• 15
    (bkz: şarap vs boğma)

    ne demek bu? bu karşılaştırma ilk bakışta anlamsız gelse de, her ikisinin de tadını ve etkilerini bilenler için anlatılmak istenenin anlaşılması zor olmayacak olsa da, (en azından boğmanın tam olarak ne olduğunu) bilmeyenler için bu (aslında karşılaştırma olmayan) karşılaştırmayı biraz açmak gerekir:

    şarap dünyanın en eski içkilerinden biridir. insanlığın yüz binlerce yıllık kültür mirası boyunca zaman zaman tayin edici bir öneme sahip olmuştur. en azından (bugünkü afganistan coğrafyası olarak bilinen dahil) yakın asya'dan atlantik'e, düşünce, edebiyat, felsefe külliyatına doğrudan bir etkisi söz konusudur. burada ilk akla gelen örnek, büyük şair ve astronom ömer hayyam'dır. ömer hayyam'ın dizelerinde şarap yaşamın, aşkın ve bilimin ayrılmaz bir düzenleyecisi, bir katalizörü olarak ortaya çıkar. ömer hayyam için şarapsız bir hayat, olmayan bir hayattır. acıyı ve hazzı aynı anda tanımlar, doğru kullanıldığında bilgeliğin yoluna götürür.

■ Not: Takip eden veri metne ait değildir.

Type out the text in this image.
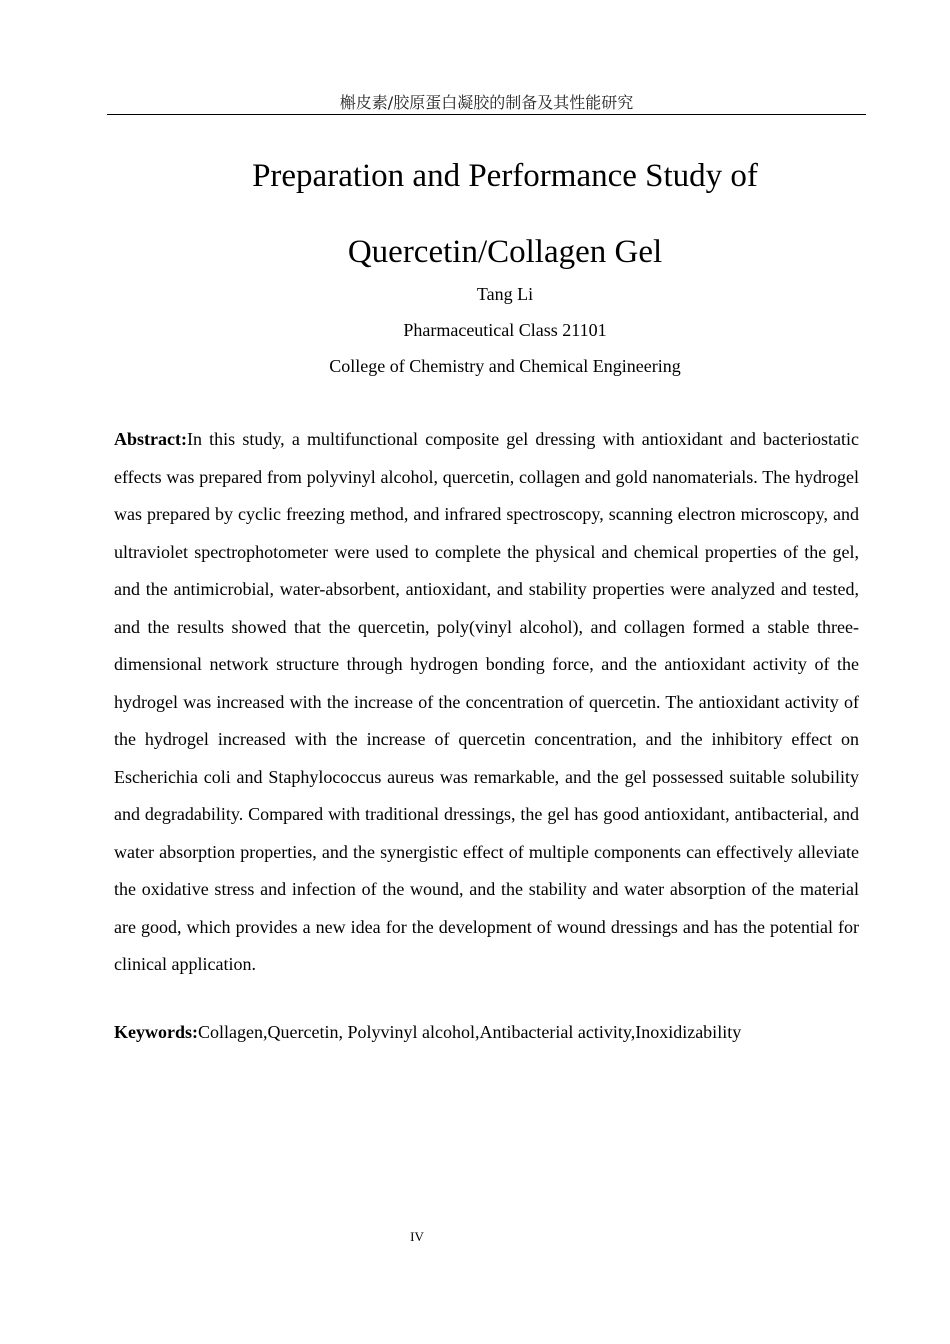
槲皮素/胶原蛋白凝胶的制备及其性能研究
Preparation and Performance Study of
Quercetin/Collagen Gel
Tang Li
Pharmaceutical Class 21101
College of Chemistry and Chemical Engineering

Abstract:In this study, a multifunctional composite gel dressing with antioxidant and bacteriostatic effects was prepared from polyvinyl alcohol, quercetin, collagen and gold nanomaterials. The hydrogel was prepared by cyclic freezing method, and infrared spectroscopy, scanning electron microscopy, and ultraviolet spectrophotometer were used to complete the physical and chemical properties of the gel, and the antimicrobial, water-absorbent, antioxidant, and stability properties were analyzed and tested, and the results showed that the quercetin, poly(vinyl alcohol), and collagen formed a stable three-dimensional network structure through hydrogen bonding force, and the antioxidant activity of the hydrogel was increased with the increase of the concentration of quercetin. The antioxidant activity of the hydrogel increased with the increase of quercetin concentration, and the inhibitory effect on Escherichia coli and Staphylococcus aureus was remarkable, and the gel possessed suitable solubility and degradability. Compared with traditional dressings, the gel has good antioxidant, antibacterial, and water absorption properties, and the synergistic effect of multiple components can effectively alleviate the oxidative stress and infection of the wound, and the stability and water absorption of the material are good, which provides a new idea for the development of wound dressings and has the potential for clinical application.

Keywords:Collagen,Quercetin, Polyvinyl alcohol,Antibacterial activity,Inoxidizability

IV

    yine, antik yunan'ın büyük filozofu platon'un çoğunlukla diyaloglar ve mizansenlerden oluşan metinlerine baktığımızda (ki sokrates konusunda bildiklerimizin ezici bir çoğunluğunu da bu metinlerden öğreniriz) diyalogların ve şekillenen felsefi söylemlerin genellikle bir şarap masası ekseninde ortaya çıktığını görürüz. burada şarap, felsefi düşünceye, tefekküre açılan kapının anahtarı rolündedir çoğunlukla.

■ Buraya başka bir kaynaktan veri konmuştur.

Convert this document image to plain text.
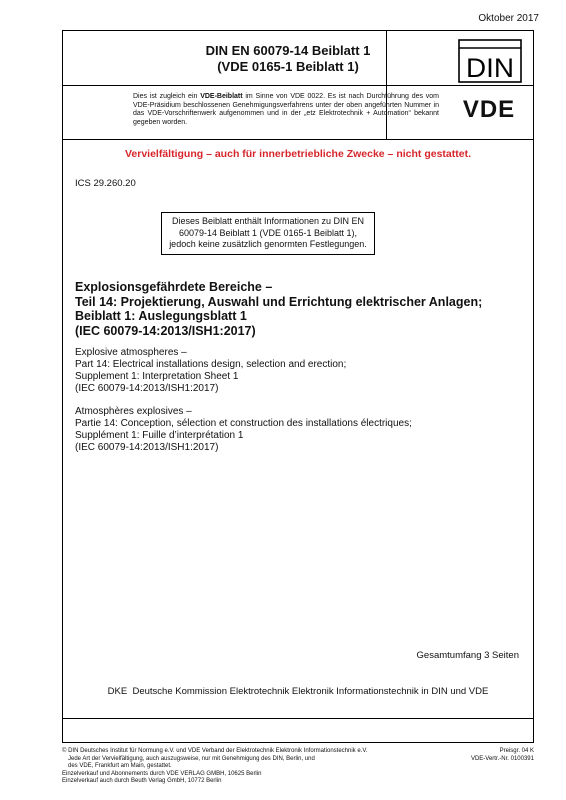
Oktober 2017
DIN EN 60079-14 Beiblatt 1
(VDE 0165-1 Beiblatt 1)
Dies ist zugleich ein VDE-Beiblatt im Sinne von VDE 0022. Es ist nach Durchführung des vom VDE-Präsidium beschlossenen Genehmigungsverfahrens unter der oben angeführten Nummer in das VDE-Vorschriftenwerk aufgenommen und in der „etz Elektrotechnik + Automation“ bekannt gegeben worden.
DIN
VDE
Vervielfältigung – auch für innerbetriebliche Zwecke – nicht gestattet.
ICS 29.260.20
Dieses Beiblatt enthält Informationen zu DIN EN 60079-14 Beiblatt 1 (VDE 0165-1 Beiblatt 1), jedoch keine zusätzlich genormten Festlegungen.
Explosionsgefährdete Bereiche –
Teil 14: Projektierung, Auswahl und Errichtung elektrischer Anlagen;
Beiblatt 1: Auslegungsblatt 1
(IEC 60079-14:2013/ISH1:2017)
Explosive atmospheres –
Part 14: Electrical installations design, selection and erection;
Supplement 1: Interpretation Sheet 1
(IEC 60079-14:2013/ISH1:2017)
Atmosphères explosives –
Partie 14: Conception, sélection et construction des installations électriques;
Supplément 1: Fuille d’interprétation 1
(IEC 60079-14:2013/ISH1:2017)
Gesamtumfang 3 Seiten
DKE  Deutsche Kommission Elektrotechnik Elektronik Informationstechnik in DIN und VDE
© DIN Deutsches Institut für Normung e.V. und VDE Verband der Elektrotechnik Elektronik Informationstechnik e.V.
Jede Art der Vervielfältigung, auch auszugsweise, nur mit Genehmigung des DIN, Berlin, und
des VDE, Frankfurt am Main, gestattet.
Einzelverkauf und Abonnements durch VDE VERLAG GMBH, 10625 Berlin
Einzelverkauf auch durch Beuth Verlag GmbH, 10772 Berlin
Preisgr. 04 K
VDE-Vertr.-Nr. 0100391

    öyleyse bunların zinedine zidane ve gheorge hagi, genel olarak da futbol ile ne tür bir ilgisi var? devam edelim.

    günümüze dönecek olursak, şarabın iyisinin ve kötüsünün olduğunu herkes bilir. burada konu zidane usta olduğundan, kötü şarabı doğrudan doğruya konu dışı bırakıyoruz.
    iyi şarap, baştan aşağıya bir keyif unsurudur. kadehten alınan ilk yudum, hemen yutulmayıp biraz bekletildiğinde tepeden başlayarak, yavaş yavaş bedeni kontrolü altına almaya başlar. yabancı, tanımlanamayan ve merak uyandıran bir biçimde etkisini hemen gösterir. ilk anda bir içkiden daha fazla bir şey olduğunu, en azından bir kimliği ve öyküsü olduğunu hissettirir. estetik görüyü uyarır. genellikle güzel ve bilge olana yönelik algıyı açar. iyi bir şarap deneyimi, aynı zamanda estetik bir deneyimdir.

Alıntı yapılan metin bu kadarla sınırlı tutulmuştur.